A year of salinity in the Pacific Northwest and Salish Sea

The movie above shows a full year of salinity simulated by the LiveOcean model. The red colors are the salty ocean, and the blue colors are the fresher waters influenced by our many rivers. The color scales are different in each panel to emphasize the processes in different regions. The Columbia River plume is especially apparent on the coast, flowing south and offshore during summer when winds are from the north. In the winter the plume hugs the coast and flows north, forced by winds from the south.

Within the Salish Sea and Puget Sound you can see the competition between fresh and salt water in the presence of strong tidal mixing. This gives rise to the "estuarine exchange flow," in which deep ocean water is continually pulled into the large Salish Sea estuarine system. This inflowing water then mixes with a bit of fresh water from the rivers, and finally flows back out to sea. The exchange flow is 20 times bigger than the sum of all our rivers, and is the source of 95% of the nutrients that feed phytoplankton growth in the Salish Sea.
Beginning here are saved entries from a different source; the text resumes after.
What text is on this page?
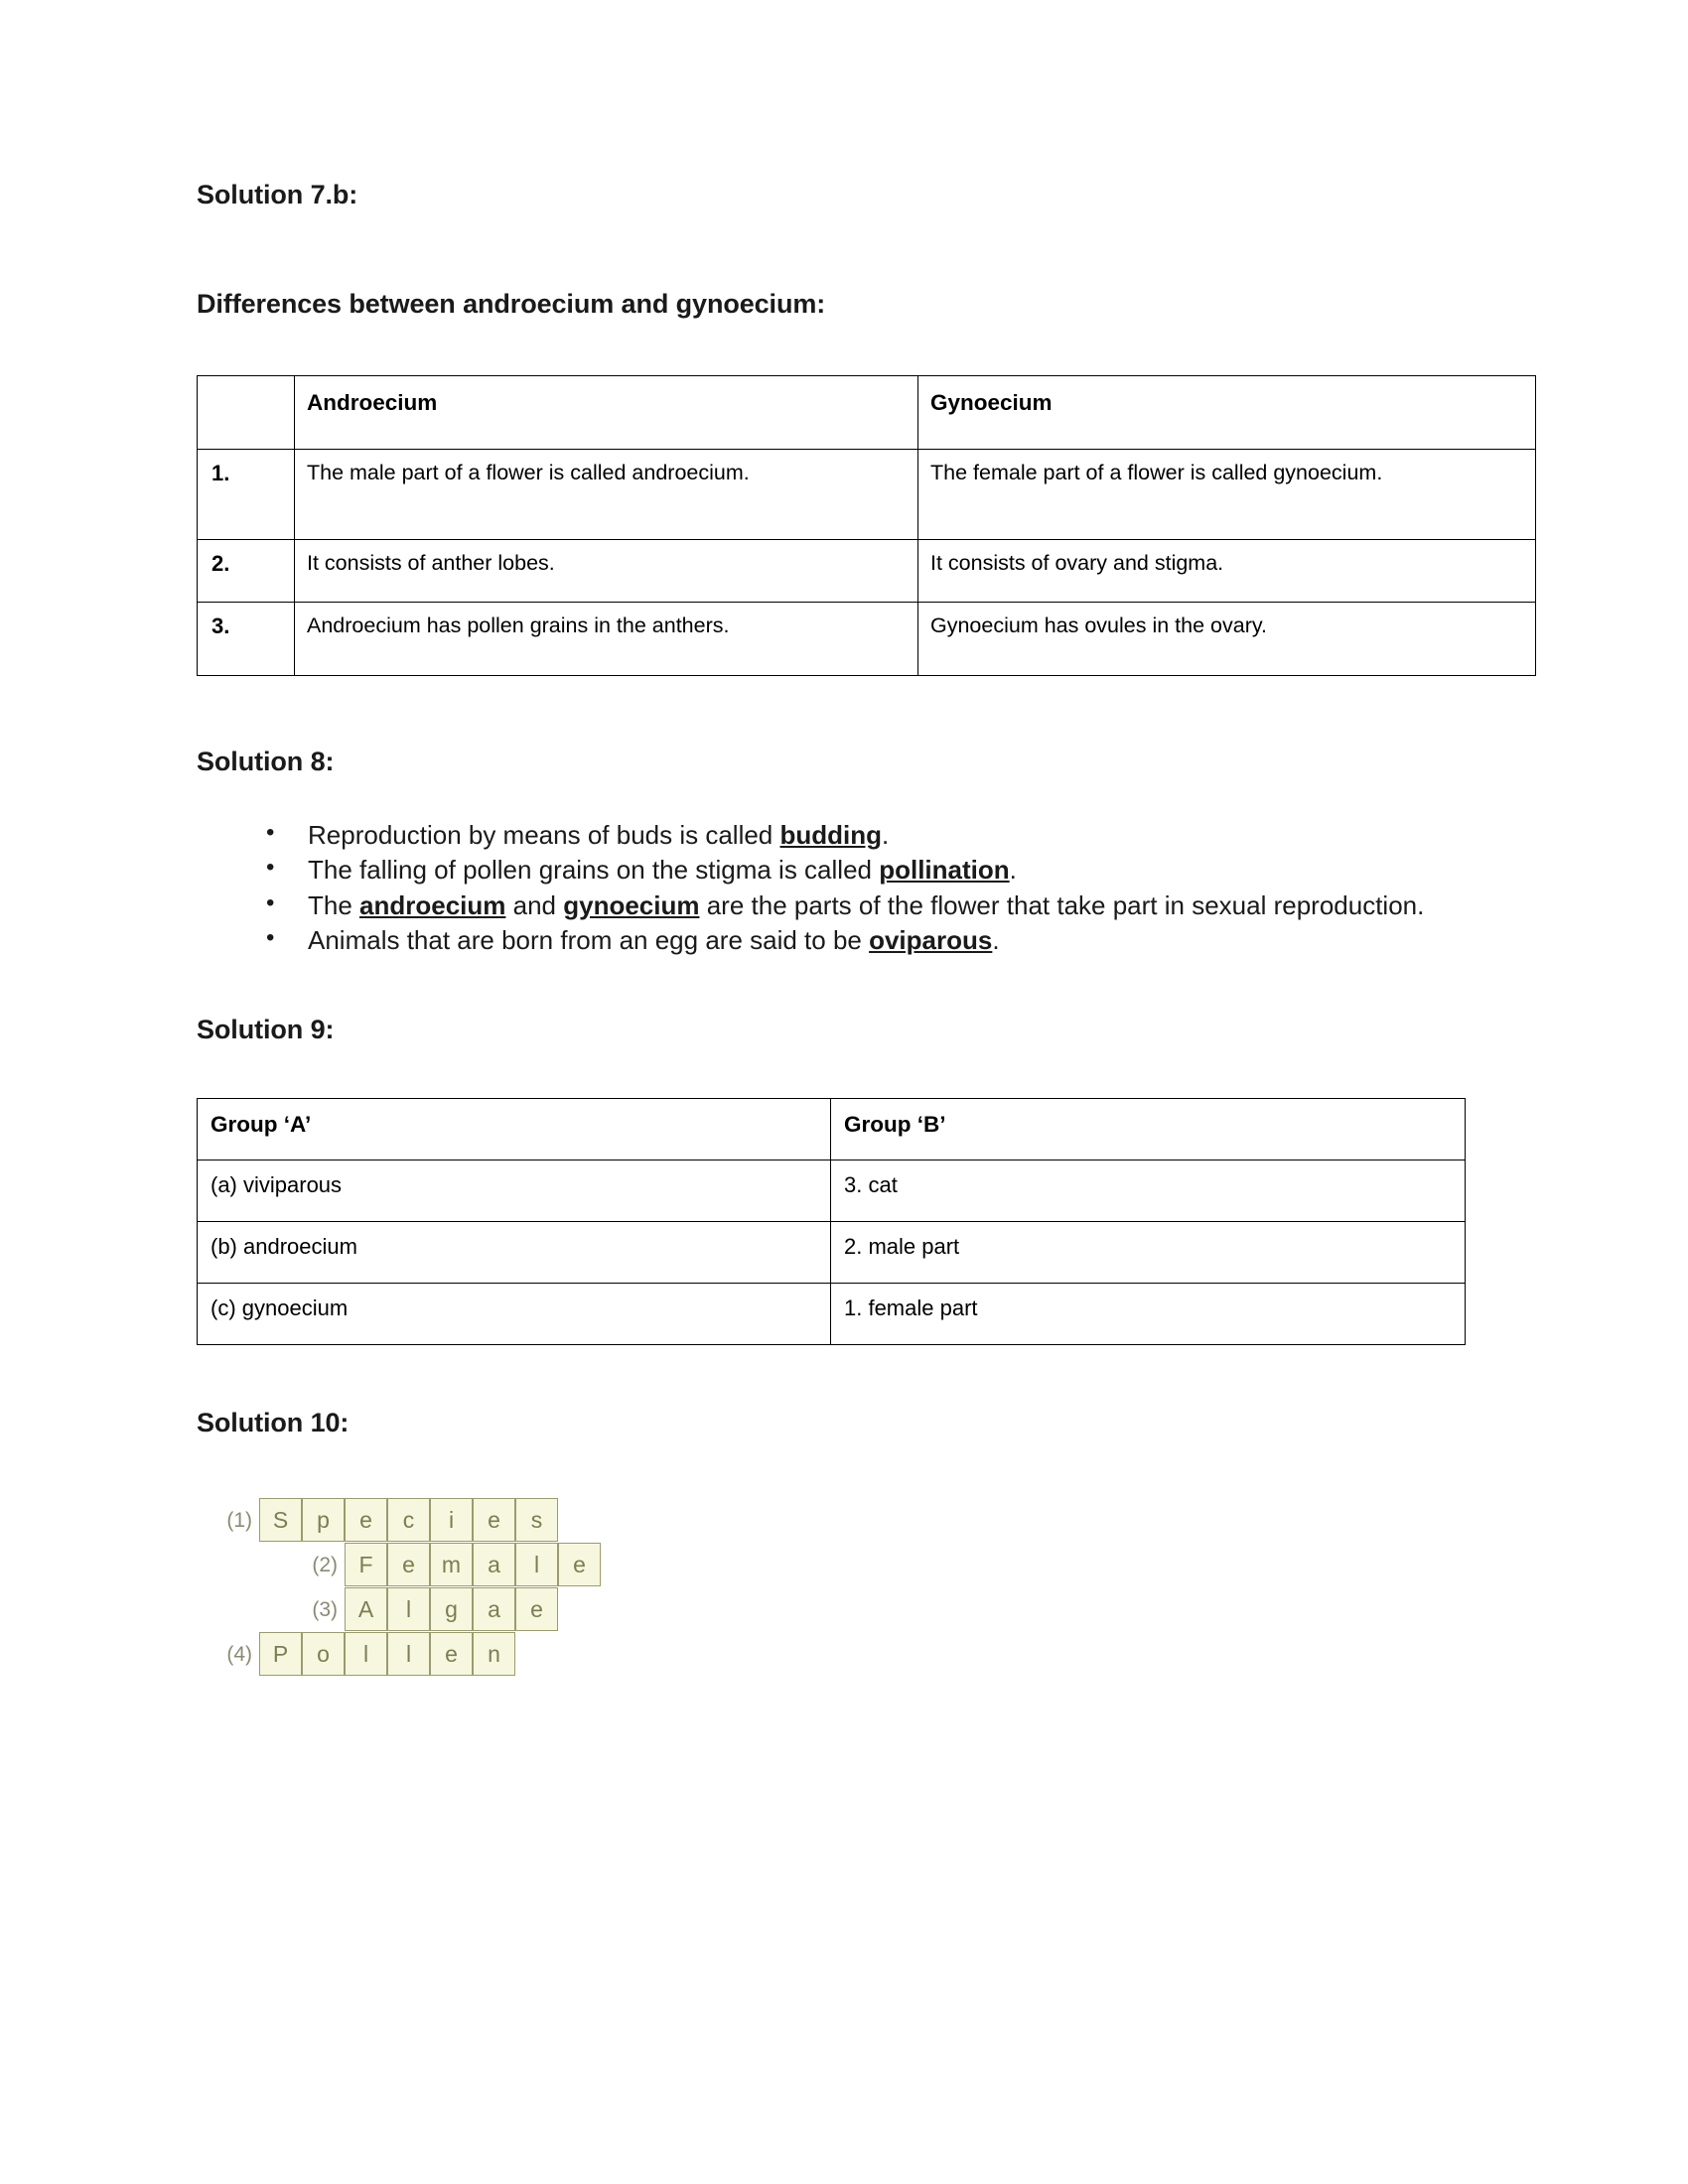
Solution 7.b:
Differences between androecium and gynoecium:
	Androecium	Gynoecium
1.	The male part of a flower is called androecium.	The female part of a flower is called gynoecium.
2.	It consists of anther lobes.	It consists of ovary and stigma.
3.	Androecium has pollen grains in the anthers.	Gynoecium has ovules in the ovary.
Solution 8:
• Reproduction by means of buds is called budding.
• The falling of pollen grains on the stigma is called pollination.
• The androecium and gynoecium are the parts of the flower that take part in sexual reproduction.
• Animals that are born from an egg are said to be oviparous.
Solution 9:
Group ‘A’	Group ‘B’
(a) viviparous	3. cat
(b) androecium	2. male part
(c) gynoecium	1. female part
Solution 10:
(1) S	p	e	c	i	e	s
(2) F	e	m	a	l	e
(3) A	l	g	a	e
(4) P	o	l	l	e	n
In the Puget Sound cross-section you can see that the deep waters of Main Basin grow saltier during the summer months when river flow is lowest. You can also see exchange flow "events" happen as a surge of salty water cascades from Admiralty Inlet down into Main Basin. This happens during especially weak neap tides ("apogean neaps" when the moon is farthest away on its elliptical orbit) when the weaker tidal mixing allows the saltiest water to pour into deep Main Basin.